Hyundai Motor India Limited (HMIL) had a disappointing start on the stock market today, with shares opening below their issue price. On the Bombay Stock Exchange (BSE), the stock debuted at Rs 1,931, reflecting a 1.5% drop from the issue price of Rs 1,960.
Meanwhile, on the National Stock Exchange (NSE), shares were listed at Rs 1,934, and after initial trading, the share price further decreased by 3%.
The initial public offering (IPO), which is India's largest to date, raised Rs 27,870.16 crores through an offer for sale of 14.22 crore shares.
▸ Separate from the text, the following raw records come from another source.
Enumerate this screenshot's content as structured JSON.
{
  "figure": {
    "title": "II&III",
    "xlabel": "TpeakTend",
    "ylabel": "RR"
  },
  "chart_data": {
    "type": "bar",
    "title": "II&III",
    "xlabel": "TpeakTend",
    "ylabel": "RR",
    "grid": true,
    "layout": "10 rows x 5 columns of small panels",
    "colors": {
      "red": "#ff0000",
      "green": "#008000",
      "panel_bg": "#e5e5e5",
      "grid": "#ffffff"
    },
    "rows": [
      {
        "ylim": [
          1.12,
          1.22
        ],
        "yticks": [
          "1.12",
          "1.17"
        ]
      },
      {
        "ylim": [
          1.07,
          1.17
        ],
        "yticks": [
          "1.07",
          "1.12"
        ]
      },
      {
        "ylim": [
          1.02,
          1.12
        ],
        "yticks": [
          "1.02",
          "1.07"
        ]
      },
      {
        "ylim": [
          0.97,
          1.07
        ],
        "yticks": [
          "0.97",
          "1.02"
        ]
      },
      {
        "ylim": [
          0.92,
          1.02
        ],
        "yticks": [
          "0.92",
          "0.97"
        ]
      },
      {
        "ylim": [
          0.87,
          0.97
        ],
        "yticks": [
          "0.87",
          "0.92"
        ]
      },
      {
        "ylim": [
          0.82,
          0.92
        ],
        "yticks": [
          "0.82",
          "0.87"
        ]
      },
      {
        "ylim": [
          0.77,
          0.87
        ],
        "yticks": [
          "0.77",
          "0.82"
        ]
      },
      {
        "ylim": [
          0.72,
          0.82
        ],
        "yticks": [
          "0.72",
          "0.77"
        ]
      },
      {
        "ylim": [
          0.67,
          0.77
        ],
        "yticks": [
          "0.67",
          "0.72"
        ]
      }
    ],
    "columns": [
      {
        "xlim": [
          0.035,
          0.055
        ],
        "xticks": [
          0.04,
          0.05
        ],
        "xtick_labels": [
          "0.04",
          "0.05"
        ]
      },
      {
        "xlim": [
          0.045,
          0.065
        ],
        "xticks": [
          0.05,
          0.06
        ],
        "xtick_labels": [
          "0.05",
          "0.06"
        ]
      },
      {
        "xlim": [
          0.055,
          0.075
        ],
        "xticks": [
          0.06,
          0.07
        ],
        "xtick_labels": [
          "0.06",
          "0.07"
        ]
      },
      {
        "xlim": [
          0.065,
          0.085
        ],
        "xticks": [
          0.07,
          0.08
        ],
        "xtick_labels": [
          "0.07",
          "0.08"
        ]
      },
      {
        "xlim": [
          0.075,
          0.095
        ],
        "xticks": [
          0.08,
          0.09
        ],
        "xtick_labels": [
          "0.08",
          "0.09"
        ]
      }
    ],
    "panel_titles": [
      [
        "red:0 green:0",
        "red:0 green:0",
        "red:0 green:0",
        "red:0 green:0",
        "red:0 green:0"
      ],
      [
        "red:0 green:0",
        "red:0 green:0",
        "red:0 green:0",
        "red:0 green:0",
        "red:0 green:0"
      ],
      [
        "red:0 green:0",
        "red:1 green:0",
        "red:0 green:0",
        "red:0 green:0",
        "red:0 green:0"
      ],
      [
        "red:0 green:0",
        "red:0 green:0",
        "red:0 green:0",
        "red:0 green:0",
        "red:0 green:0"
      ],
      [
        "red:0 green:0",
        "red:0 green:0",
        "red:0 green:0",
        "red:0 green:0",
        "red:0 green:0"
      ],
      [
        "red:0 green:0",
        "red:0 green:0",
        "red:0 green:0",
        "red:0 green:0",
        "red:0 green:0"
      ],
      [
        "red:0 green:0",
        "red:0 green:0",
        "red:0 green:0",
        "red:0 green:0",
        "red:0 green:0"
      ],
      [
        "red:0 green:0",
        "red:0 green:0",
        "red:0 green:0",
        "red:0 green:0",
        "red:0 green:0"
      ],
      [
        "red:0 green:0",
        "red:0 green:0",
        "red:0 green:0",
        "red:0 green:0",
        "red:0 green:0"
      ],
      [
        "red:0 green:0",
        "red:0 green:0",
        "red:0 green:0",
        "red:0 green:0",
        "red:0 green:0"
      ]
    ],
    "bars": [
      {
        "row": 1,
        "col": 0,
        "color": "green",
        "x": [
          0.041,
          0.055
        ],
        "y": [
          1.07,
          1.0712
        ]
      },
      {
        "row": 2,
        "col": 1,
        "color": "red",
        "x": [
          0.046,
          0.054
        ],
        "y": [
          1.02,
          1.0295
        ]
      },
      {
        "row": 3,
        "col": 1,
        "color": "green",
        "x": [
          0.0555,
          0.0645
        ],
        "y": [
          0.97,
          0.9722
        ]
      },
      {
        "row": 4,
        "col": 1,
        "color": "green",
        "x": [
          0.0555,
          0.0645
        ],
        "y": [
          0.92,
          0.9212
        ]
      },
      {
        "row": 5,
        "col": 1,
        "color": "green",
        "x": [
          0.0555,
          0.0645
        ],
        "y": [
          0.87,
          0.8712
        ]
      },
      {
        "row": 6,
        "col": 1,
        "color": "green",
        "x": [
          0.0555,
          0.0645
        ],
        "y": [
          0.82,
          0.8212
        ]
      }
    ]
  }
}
The pricing for the IPO was set between Rs 1,865 and Rs 1,960 per share, ultimately finalizing at the upper end of this range at Rs 1,960.
The IPO subscription period ran from October 15 to October 17, with shares allotted to successful bidders on October 18 and credited to their demat accounts on October 21. Trading commenced today, October 22, 2024, on both BSE and NSE.
Shivani Nyati, Head of Wealth at Swastika Investmart Ltd., commented on the situation, stating, "Although the stock's opening was below expectations, Hyundai Motor India boasts strong fundamentals as the second-largest passenger vehicle manufacturer in the country. Their strategic emphasis on the SUV segment bolsters long-term growth potential."
She advised investors with a long-term outlook to consider holding onto the stock, as the company’s competitive market position and product innovation will likely drive future performance.
Despite Hyundai's solid market presence and impressive financial results, various factors may have influenced the weak debut. Broader market sentiment has been volatile, with many investors exercising caution toward new listings amid uncertainties in both the global economy and the Indian market.
Furthermore, as the IPO was structured as an offer for sale, the funds raised will not contribute to business expansion, which may have affected investor enthusiasm.